The Territory Clause

As a territory, Puerto Rico is covered by the Territory Clause. This is Article 4, Section 3, Clause 2 of the U.S. Constitution:

“The Congress shall have power to dispose of and make all needful Rules and Regulations respecting the Territory or other Property belonging to the United States.”

Sometimes called the Territorial Clause, this is what we need to know about territories. Namely, Congress is in charge of them. The territories themselves do not have the power to dispose of themselves or to make needful rules and regulations, except when Congress gives them that power.

Congress has given Puerto Rico the power to make local rules and regulations, but Congress can always overrule those laws. Congress has the last word on lawmaking in a territory.

In 2012, 54% of Puerto Rico voters said that they rejected the current territorial status. Since that time, Congress has been holding Puerto Rico as a territory without the consent of the governed. Government by the consent of the governed is a basic principle of American democracy.
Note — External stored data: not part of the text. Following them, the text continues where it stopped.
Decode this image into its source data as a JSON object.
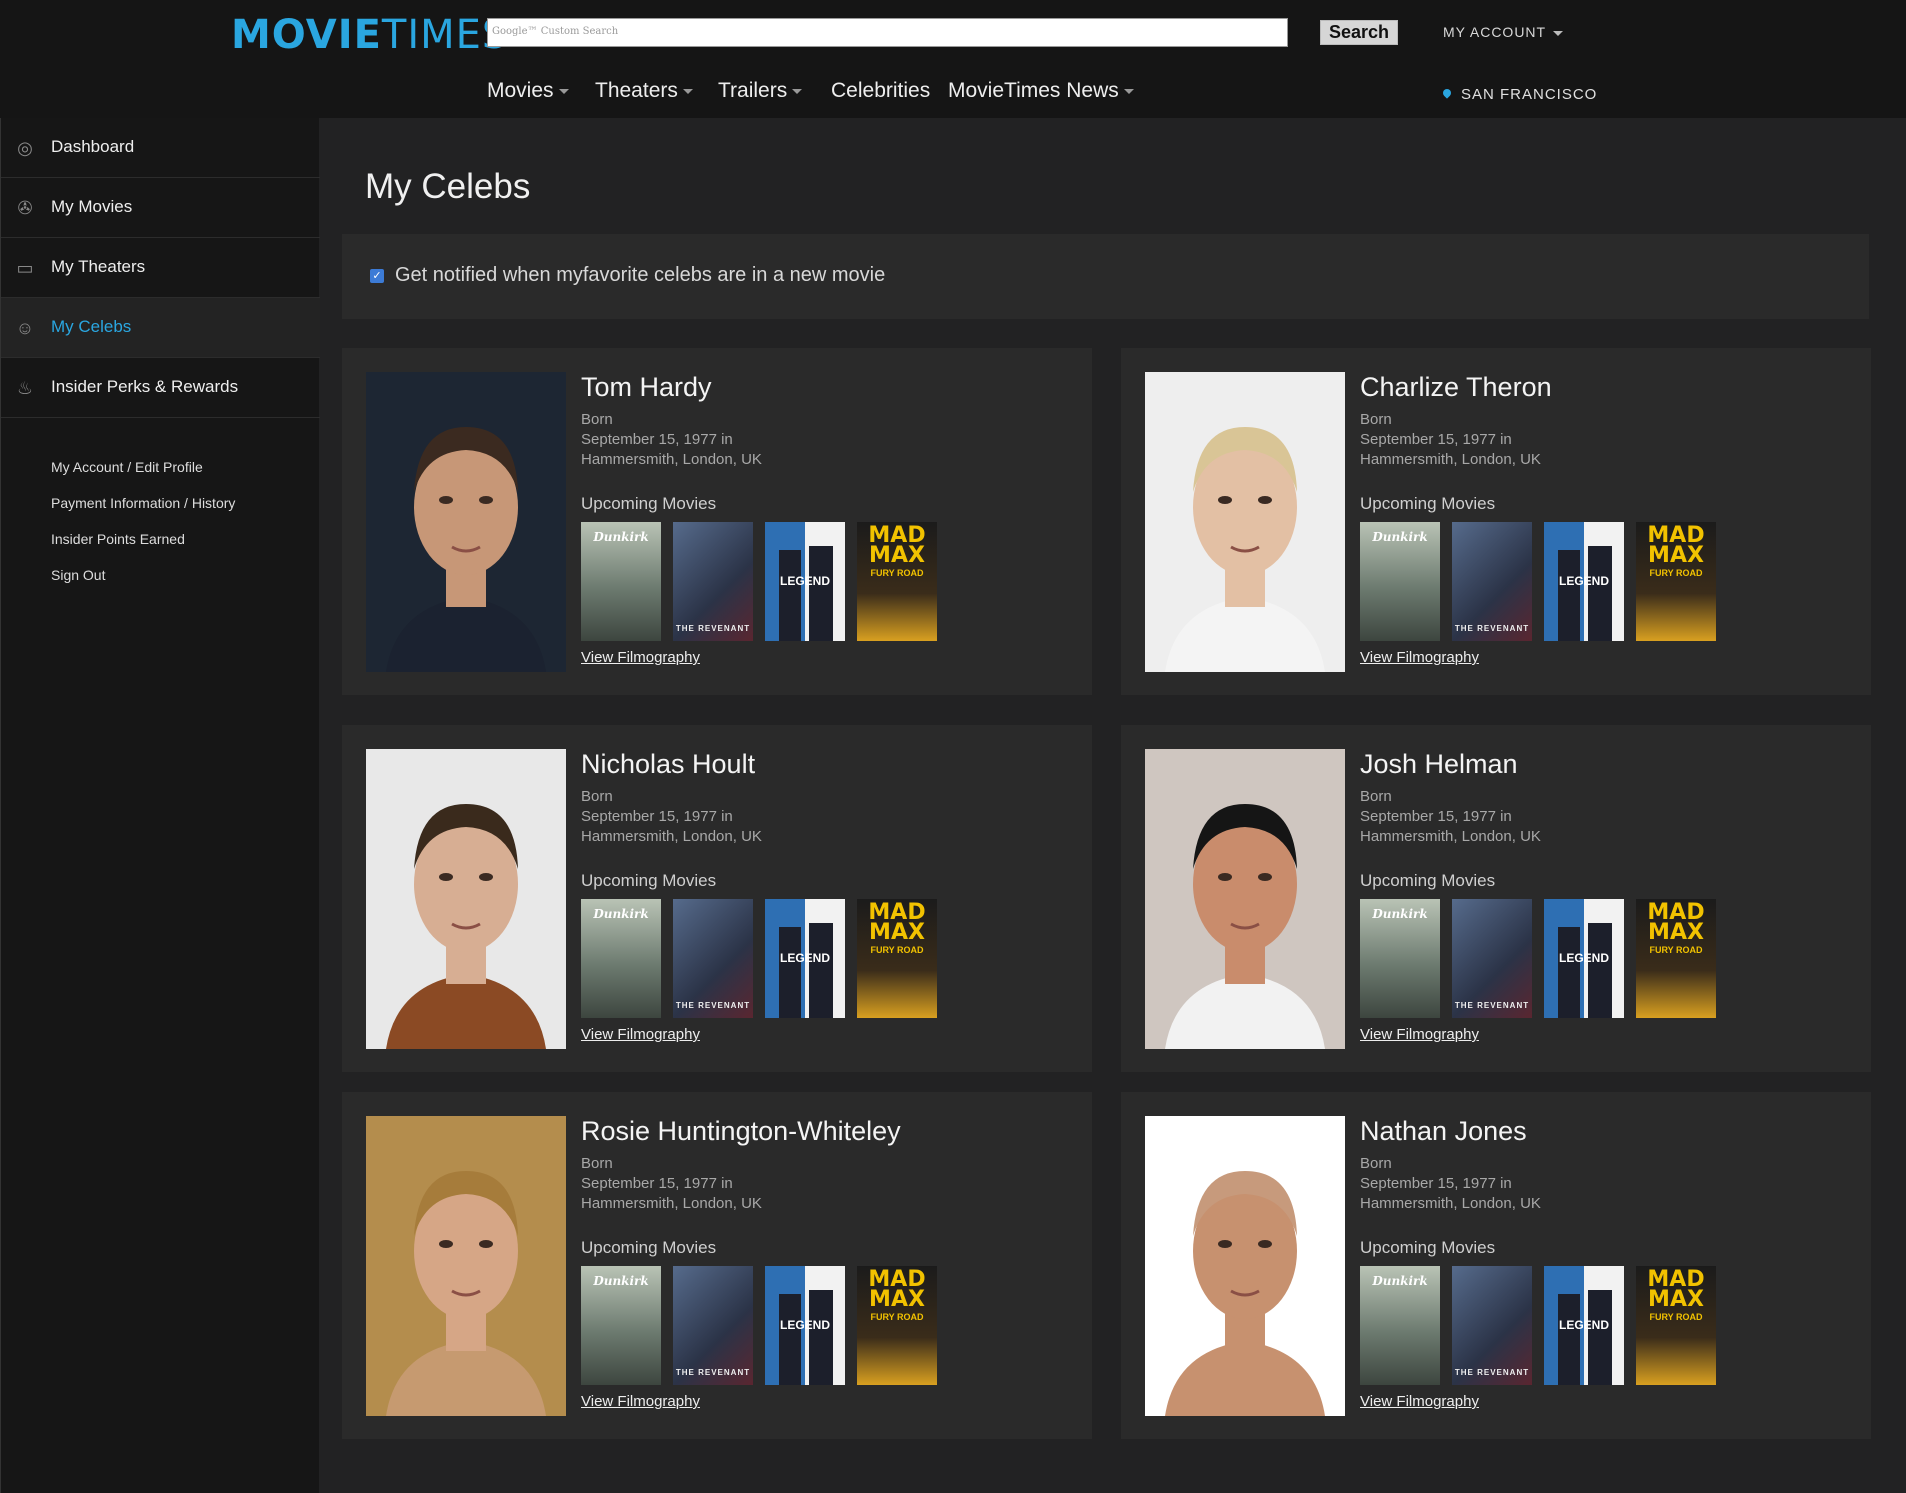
{
  "header": {
    "logo_bold": "MOVIE",
    "logo_light": "TIMES",
    "search_placeholder": "Google™ Custom Search",
    "search_button": "Search",
    "account_label": "MY ACCOUNT",
    "location": "SAN FRANCISCO",
    "nav": [
      "Movies",
      "Theaters",
      "Trailers",
      "Celebrities",
      "MovieTimes News"
    ]
  },
  "sidebar": {
    "items": [
      "Dashboard",
      "My Movies",
      "My Theaters",
      "My Celebs",
      "Insider Perks & Rewards"
    ],
    "icons": [
      "dashboard-icon",
      "film-reel-icon",
      "monitor-icon",
      "person-icon",
      "drink-cup-icon"
    ],
    "links": [
      "My Account / Edit Profile",
      "Payment Information / History",
      "Insider Points Earned",
      "Sign Out"
    ]
  },
  "main": {
    "title": "My Celebs",
    "notify_text": "Get notified when myfavorite celebs are in a new movie",
    "notify_checked": true
  },
  "card_labels": {
    "born": "Born",
    "upcoming": "Upcoming Movies",
    "filmography": "View Filmography"
  },
  "posters": [
    {
      "title": "Dunkirk",
      "bg": "#7f8f84"
    },
    {
      "title": "THE REVENANT",
      "bg": "#3d4a63"
    },
    {
      "title": "LEGEND",
      "bg": "#2e6fb3"
    },
    {
      "title": "MAD MAX",
      "subtitle": "FURY ROAD",
      "bg": "#e7b615"
    }
  ],
  "celebs": [
    {
      "name": "Tom Hardy",
      "born_date": "September 15, 1977 in",
      "born_place": "Hammersmith, London, UK",
      "photo_bg": "#1d2633",
      "skin": "#c79777"
    },
    {
      "name": "Charlize Theron",
      "born_date": "September 15, 1977 in",
      "born_place": "Hammersmith, London, UK",
      "photo_bg": "#eeeeee",
      "skin": "#e3c0a4"
    },
    {
      "name": "Nicholas Hoult",
      "born_date": "September 15, 1977 in",
      "born_place": "Hammersmith, London, UK",
      "photo_bg": "#e8e8e8",
      "skin": "#d7ae93"
    },
    {
      "name": "Josh Helman",
      "born_date": "September 15, 1977 in",
      "born_place": "Hammersmith, London, UK",
      "photo_bg": "#cfc6c0",
      "skin": "#c98c6c"
    },
    {
      "name": "Rosie Huntington-Whiteley",
      "born_date": "September 15, 1977 in",
      "born_place": "Hammersmith, London, UK",
      "photo_bg": "#b48d4d",
      "skin": "#d6a686"
    },
    {
      "name": "Nathan Jones",
      "born_date": "September 15, 1977 in",
      "born_place": "Hammersmith, London, UK",
      "photo_bg": "#ffffff",
      "skin": "#c7916f"
    }
  ],
  "colors": {
    "accent": "#2aa6e0",
    "panel": "#2a2a2a",
    "page": "#222223",
    "header": "#151515"
  }
}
HR 2070, one of the two bills on Puerto Rico status now being considered by Congress, specifically says it will only accept status options outside of the Territory Clause. The Department of Justice says that the only status options available apart from being a territory are statehood and independence.

The Treaty Clause

If Puerto Rico became an independent nation, with or without a Compact of Free Association, the Territory Clause would no longer apply. In fact, the U.S. Constitution would no longer apply to a Republic of Puerto Rico. In that case, the relationship of the United States and Puerto Rico would be covered by the Treaty Clause.

The Treaty Clause is Article 2, Section 2, Clause 2, and the relevant part is this:

“[The President] shall have Power, by and with the Advice and Consent of the Senate, to make Treaties, provided two thirds of the Senators present concur.”
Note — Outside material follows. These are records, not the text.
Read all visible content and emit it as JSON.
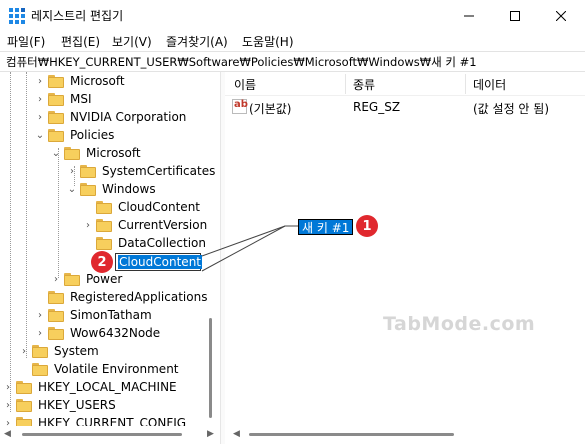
{
  "window": {
    "title": "레지스트리 편집기",
    "controls": {
      "minimize": "minimize",
      "maximize": "maximize",
      "close": "close"
    }
  },
  "menu": [
    "파일(F)",
    "편집(E)",
    "보기(V)",
    "즐겨찾기(A)",
    "도움말(H)"
  ],
  "address": "컴퓨터₩HKEY_CURRENT_USER₩Software₩Policies₩Microsoft₩Windows₩새 키 #1",
  "tree": {
    "items": [
      "Microsoft",
      "MSI",
      "NVIDIA Corporation",
      "Policies",
      "Microsoft",
      "SystemCertificates",
      "Windows",
      "CloudContent",
      "CurrentVersion",
      "DataCollection",
      "CloudContent",
      "Power",
      "RegisteredApplications",
      "SimonTatham",
      "Wow6432Node",
      "System",
      "Volatile Environment",
      "HKEY_LOCAL_MACHINE",
      "HKEY_USERS",
      "HKEY_CURRENT_CONFIG"
    ]
  },
  "list": {
    "headers": {
      "name": "이름",
      "type": "종류",
      "data": "데이터"
    },
    "rows": [
      {
        "name": "(기본값)",
        "type": "REG_SZ",
        "data": "(값 설정 안 됨)"
      }
    ]
  },
  "new_key_label": "새 키 #1",
  "annotations": {
    "badge1": "1",
    "badge2": "2"
  },
  "watermark": "TabMode.com",
  "colors": {
    "selection": "#0078d7",
    "badge": "#e0282e",
    "folder": "#f7cf5d"
  }
}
While Congress is in charge of territories, the president is in charge of treaties. The treaty clause goes on to say that the president can appoint ambassadors and other helpers in working on a treaty. Congress approves COFAs (see for example the Compact of Free Association between the U.S. and the Marshall Islands). The Senate also has the power to advise on treaties and to consent to those treaties, and they must have a super majority to do so.
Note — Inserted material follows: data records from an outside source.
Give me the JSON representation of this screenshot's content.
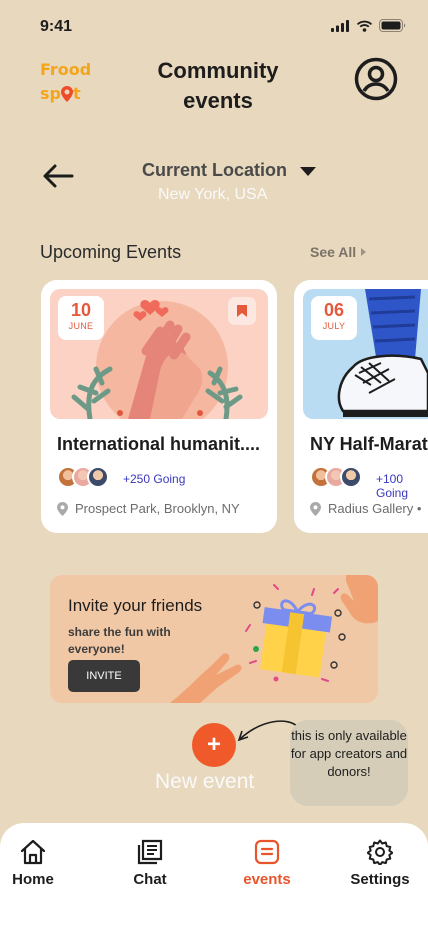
{
  "status_bar": {
    "time": "9:41"
  },
  "header": {
    "logo_line1": "Frood",
    "logo_line2_a": "sp",
    "logo_line2_b": "t",
    "title": "Community events"
  },
  "location": {
    "label": "Current Location",
    "value": "New York, USA"
  },
  "upcoming": {
    "title": "Upcoming Events",
    "see_all": "See All",
    "events": [
      {
        "day": "10",
        "month": "JUNE",
        "title": "International  humanit....",
        "going": "+250 Going",
        "location": "Prospect Park, Brooklyn, NY"
      },
      {
        "day": "06",
        "month": "JULY",
        "title": "NY Half-Marat",
        "going": "+100 Going",
        "location": "Radius Gallery •"
      }
    ]
  },
  "invite": {
    "title": "Invite your friends",
    "subtitle": "share the fun with everyone!",
    "button": "INVITE"
  },
  "new_event": {
    "label": "New event",
    "note": "this is only available for app creators and donors!"
  },
  "tabs": [
    {
      "label": "Home",
      "icon": "home-icon"
    },
    {
      "label": "Chat",
      "icon": "chat-icon"
    },
    {
      "label": "events",
      "icon": "events-icon"
    },
    {
      "label": "Settings",
      "icon": "gear-icon"
    }
  ],
  "colors": {
    "background": "#e8d8bd",
    "accent": "#f05a2a",
    "logo": "#f4a51c",
    "going": "#3a38c0"
  }
}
A simple majority is usually enough. For example, a simple majority of Congress can admit a new state, as they did with Alaska, which got approval from 53%.

Currently, the custom of the filibuster can make it hard to pass bills in Congress without a supermajority. But when a supermajority is really required, it says so in the Constitution.

What about states?

The Constitution also lays out what the federal government is in charge of when it comes to states. For example, the federal government is in charge of taxes and the military. States can have their own taxes, but they can’t refuse federal taxes. They can’t declare war on other countries, either, or have their own private armies.

Apart from specific items like these, states have all other powers over their daily undertakings, as stated in the 10th Amendment to the Constitution. They can, for example, have an official language for their states. They cannot declare an official language for the United States, which does not have an official language and never has had one.

As a state, Puerto Rico would no longer be subject to the Territory Clause. It would not be affected by the Treaty Clause, either. It would be on an equal footing with the current 50 states. This will bring equal rights and full U.S. citizenship to the people of Puerto Rico.